I'm no expert at how saddles fit but I'd say that it looks like it fits pretty well. Try putting it on her and riding at all gaits, then when you get off check to see if it's slipped back at all. If it has that probably means it doesn't fit as well as it could...


----------



## GeminiJumper (Jun 12, 2008)

It looks pretty good. The back part of the saddle seems to have come up from either the girth being really tight or too much padding from the saddle pad.


----------



## Miss Katie (Dec 30, 2007)

I think its ok. Im not sure if it fits properly where the wither joins the shoulder, but with a pad Im sure its fine. Can you have a fitter check it??


----------



## sempre_cantando (May 9, 2008)

Its really difficult to tell just from pics.. you need to feel and touch it also. But from what I can see, it does seem to fit ok. 

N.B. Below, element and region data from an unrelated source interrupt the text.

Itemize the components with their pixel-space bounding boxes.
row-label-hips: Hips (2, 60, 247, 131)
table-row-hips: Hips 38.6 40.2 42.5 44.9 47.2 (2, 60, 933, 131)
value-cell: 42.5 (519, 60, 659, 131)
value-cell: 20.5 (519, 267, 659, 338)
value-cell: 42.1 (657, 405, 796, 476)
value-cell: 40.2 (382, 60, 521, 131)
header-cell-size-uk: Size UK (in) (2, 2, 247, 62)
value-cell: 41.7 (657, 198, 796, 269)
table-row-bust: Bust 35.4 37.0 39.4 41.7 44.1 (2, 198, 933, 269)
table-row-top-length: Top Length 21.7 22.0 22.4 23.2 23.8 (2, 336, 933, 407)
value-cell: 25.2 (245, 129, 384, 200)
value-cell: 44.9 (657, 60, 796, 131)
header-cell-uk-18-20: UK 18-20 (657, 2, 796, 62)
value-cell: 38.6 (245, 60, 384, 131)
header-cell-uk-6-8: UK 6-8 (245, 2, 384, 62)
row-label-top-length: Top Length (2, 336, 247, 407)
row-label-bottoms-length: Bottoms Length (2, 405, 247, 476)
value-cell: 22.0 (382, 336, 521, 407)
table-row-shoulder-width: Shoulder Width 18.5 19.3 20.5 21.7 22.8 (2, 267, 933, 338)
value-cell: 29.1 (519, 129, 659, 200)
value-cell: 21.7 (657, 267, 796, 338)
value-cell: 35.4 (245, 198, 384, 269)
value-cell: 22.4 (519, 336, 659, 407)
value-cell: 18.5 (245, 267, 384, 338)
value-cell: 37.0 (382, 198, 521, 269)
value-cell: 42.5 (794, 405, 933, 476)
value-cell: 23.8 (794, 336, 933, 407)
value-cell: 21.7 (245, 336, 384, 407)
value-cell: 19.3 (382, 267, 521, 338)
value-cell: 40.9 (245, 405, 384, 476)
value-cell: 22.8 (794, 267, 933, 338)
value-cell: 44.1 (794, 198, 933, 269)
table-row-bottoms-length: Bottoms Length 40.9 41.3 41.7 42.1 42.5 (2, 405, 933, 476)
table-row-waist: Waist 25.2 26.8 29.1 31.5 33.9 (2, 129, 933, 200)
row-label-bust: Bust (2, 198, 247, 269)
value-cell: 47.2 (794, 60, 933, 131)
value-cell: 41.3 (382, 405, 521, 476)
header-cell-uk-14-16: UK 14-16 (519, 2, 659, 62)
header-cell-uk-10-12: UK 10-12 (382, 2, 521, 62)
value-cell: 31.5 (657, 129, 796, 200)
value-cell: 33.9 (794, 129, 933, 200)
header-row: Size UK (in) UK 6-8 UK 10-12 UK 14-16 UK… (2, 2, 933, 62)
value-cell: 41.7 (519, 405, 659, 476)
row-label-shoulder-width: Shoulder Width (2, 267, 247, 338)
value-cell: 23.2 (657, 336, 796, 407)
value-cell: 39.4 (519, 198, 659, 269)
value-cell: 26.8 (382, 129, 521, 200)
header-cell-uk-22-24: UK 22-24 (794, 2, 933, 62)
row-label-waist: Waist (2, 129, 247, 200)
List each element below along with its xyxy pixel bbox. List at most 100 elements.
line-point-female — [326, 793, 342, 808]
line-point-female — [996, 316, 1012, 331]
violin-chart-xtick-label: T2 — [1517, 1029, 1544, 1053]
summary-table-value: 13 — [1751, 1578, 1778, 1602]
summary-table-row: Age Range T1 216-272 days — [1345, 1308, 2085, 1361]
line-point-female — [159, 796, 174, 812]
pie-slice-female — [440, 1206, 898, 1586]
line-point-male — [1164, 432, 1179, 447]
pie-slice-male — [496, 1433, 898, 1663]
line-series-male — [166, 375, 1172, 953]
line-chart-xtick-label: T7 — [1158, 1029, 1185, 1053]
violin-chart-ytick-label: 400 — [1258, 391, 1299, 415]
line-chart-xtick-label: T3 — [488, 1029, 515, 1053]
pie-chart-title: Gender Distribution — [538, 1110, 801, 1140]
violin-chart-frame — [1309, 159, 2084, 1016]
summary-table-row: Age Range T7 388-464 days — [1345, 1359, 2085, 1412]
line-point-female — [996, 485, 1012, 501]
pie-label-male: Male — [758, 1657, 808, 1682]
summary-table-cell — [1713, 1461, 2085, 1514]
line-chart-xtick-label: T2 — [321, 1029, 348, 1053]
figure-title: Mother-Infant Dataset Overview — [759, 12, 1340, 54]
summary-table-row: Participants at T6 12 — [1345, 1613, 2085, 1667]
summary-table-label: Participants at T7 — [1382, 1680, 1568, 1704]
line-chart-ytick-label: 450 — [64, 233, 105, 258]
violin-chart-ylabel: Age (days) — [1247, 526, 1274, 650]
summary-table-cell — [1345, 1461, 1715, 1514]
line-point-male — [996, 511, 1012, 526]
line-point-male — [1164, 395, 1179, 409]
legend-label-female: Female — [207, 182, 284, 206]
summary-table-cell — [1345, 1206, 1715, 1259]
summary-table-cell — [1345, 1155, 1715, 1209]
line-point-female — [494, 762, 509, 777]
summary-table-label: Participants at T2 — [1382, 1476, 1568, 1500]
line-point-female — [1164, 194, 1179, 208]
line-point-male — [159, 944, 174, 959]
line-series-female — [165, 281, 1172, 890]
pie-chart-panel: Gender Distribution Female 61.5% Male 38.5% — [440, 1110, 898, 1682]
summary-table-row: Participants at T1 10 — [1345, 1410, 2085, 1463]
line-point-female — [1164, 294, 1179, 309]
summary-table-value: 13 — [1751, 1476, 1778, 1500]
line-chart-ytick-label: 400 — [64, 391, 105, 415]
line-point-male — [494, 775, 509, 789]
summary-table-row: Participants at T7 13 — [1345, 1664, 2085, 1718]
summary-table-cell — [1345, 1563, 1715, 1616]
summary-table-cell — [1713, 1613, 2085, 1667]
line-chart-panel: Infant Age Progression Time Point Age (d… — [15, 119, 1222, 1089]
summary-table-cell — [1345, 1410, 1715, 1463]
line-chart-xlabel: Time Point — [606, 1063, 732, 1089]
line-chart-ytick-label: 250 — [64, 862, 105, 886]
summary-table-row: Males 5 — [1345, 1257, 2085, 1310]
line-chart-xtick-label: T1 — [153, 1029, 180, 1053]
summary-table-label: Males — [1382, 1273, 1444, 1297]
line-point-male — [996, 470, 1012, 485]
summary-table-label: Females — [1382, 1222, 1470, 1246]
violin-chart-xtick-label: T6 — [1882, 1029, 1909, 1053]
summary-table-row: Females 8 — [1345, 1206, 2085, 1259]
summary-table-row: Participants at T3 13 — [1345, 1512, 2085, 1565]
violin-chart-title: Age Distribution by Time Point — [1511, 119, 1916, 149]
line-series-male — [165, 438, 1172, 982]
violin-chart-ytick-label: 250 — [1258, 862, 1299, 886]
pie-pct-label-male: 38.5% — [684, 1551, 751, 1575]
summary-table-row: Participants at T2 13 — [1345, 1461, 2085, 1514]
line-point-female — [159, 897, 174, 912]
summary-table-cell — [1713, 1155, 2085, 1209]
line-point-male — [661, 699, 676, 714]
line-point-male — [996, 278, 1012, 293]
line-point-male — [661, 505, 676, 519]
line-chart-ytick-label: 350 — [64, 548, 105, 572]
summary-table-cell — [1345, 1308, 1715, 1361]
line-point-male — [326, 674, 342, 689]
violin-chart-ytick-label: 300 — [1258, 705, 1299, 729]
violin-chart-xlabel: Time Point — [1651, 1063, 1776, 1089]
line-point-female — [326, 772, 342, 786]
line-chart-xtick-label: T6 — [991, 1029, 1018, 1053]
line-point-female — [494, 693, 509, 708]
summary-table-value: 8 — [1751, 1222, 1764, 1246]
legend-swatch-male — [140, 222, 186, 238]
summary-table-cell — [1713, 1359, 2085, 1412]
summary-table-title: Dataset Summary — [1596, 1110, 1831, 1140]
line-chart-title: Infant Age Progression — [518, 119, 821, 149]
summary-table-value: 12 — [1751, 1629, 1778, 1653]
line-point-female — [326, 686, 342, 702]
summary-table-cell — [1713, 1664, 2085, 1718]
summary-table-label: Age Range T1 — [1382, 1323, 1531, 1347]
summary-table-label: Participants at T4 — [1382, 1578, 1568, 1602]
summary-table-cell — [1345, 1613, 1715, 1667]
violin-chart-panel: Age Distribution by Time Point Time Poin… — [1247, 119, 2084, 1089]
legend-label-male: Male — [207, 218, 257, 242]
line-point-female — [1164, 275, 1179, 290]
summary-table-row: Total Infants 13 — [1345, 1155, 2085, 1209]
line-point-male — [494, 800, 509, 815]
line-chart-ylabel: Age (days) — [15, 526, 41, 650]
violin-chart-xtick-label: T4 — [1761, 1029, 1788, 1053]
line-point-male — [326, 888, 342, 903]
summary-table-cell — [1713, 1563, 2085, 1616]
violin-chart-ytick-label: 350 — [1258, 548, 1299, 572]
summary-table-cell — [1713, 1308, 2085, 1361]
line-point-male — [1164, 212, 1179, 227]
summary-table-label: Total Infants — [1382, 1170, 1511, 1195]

One idea is to ride with a white saddlepad and then look for the patter of dirt/sweat to look for inconsistencies which indicate pressure points.


----------



## moomoo (Feb 21, 2007)

I think it looks like it fits pretty well 8) 

oh my gosh she looks so cute with that ear mask on  her ears look huge in it! :lol:


----------



## Rescue mom (Jul 26, 2008)

In my opinion, the saddle appears a little bit too wide. However, this isn't necessarily a problem. You can add extra padding to make a wide saddle fit. A narrow saddle, on the other hand, will never fit a wider horse.

My TB is also too narrow for my saddle. I bought a built up pad and it fits perfect. I can still use my wide saddle on the wider arabs and appies with a regular pad. 

In the pics with the pad, your saddle looks fine. When you are riding in it, check the gullet and make sure there is enough clearance between the saddle and the withers.


----------



## amandaandeggo (May 21, 2008)

i think it looks okay


----------



## iridehorses (Oct 22, 2007)

It's a little difficult to accurately tell with your horse eating grass but judging by the pics you supplied, I think it fits fine. Aside from the gullet seating above his withers, I like to follow the line that the leathers make down the flap to the girth. 

That line should be your leg and how it lays will determine where your heels and knees will be placed. Whoever owned the saddle before had it fitting their horse properly. Is the conformation of your horse the same as the seller's?


----------



## PoptartShop (Jul 25, 2010)

I think it fits nicely.  I also suggest riding with it, & then taking it off seeing if it leaves any marks or anything.


----------



## G and K's Mom (Jan 11, 2008)

It looks pretty good, I might be a bit concerned about the top of the shoulder. The best thing to do is sit in the saddle and as you walk shove your fingers under the saddle, if it's pinching your fingers it's pinching them.

The clean white saddle pad trick will really tell you if it's pinching.


----------



## Hrt4Dressage (May 24, 2008)

Take all the above advise from everyone... but overall from the pics it seems to fit ok, but its hard to tell without being able to feel it. You should be able to see daylight (w/o the pad) when you look from back to front under the saddle to ensure it isnt sitting too low. At the pommel you should be able to fit 2 fingers between the saddle and the whithers.

But the reason I responded, is if you like the saddle and it's really cheap you can make it work if it doesn't fit perfectly. I would buy a whitherback pad, you can get cheap versions of it pretty reasonable and it will make the saddle fit better for your horse, if you have concerns.

http://www.doversaddlery.com/product.asp?pn=X1-1905&bhcd2=1217356922

here is one just for example...


----------



## prbygenny (Aug 2, 2008)

*Does this saddle fit?*

I put a really expensive saddle on my horse and within a few trotting strides I could feel that it pinched him.He actually limped in the front.Then I put my moms saddle on him and he was great.(I took her saddle then!!! lol)Another thing is to look for even sweat every where the saddle is .


----------



## Jubilee Rose (May 28, 2008)

Thanks for all your input guys! I'm about 90% that I'm going to go with it.


----------



## palogal (May 30, 2008)

I would put a wither pad on your horse. Those narrow TB's need all the help they can get  I think it fits ok though with the pad. I'd use the wither pad because it is a little bit wide.


----------



## anrz (Dec 21, 2008)

Although I'm no expert on saddle fitting, it seems like it fits pretty well. One thing I'm not sure about is that (I read this in a book) there should be two or three inches between your horse's withers and the pommel. I'm not quite sure if there is enough room. About it being too wide, that might be okay (I'm not sure, though) because as your horse builds muscle they will need more room. Just don't take my opinion TOO seriously because I am absolutely no expert!


----------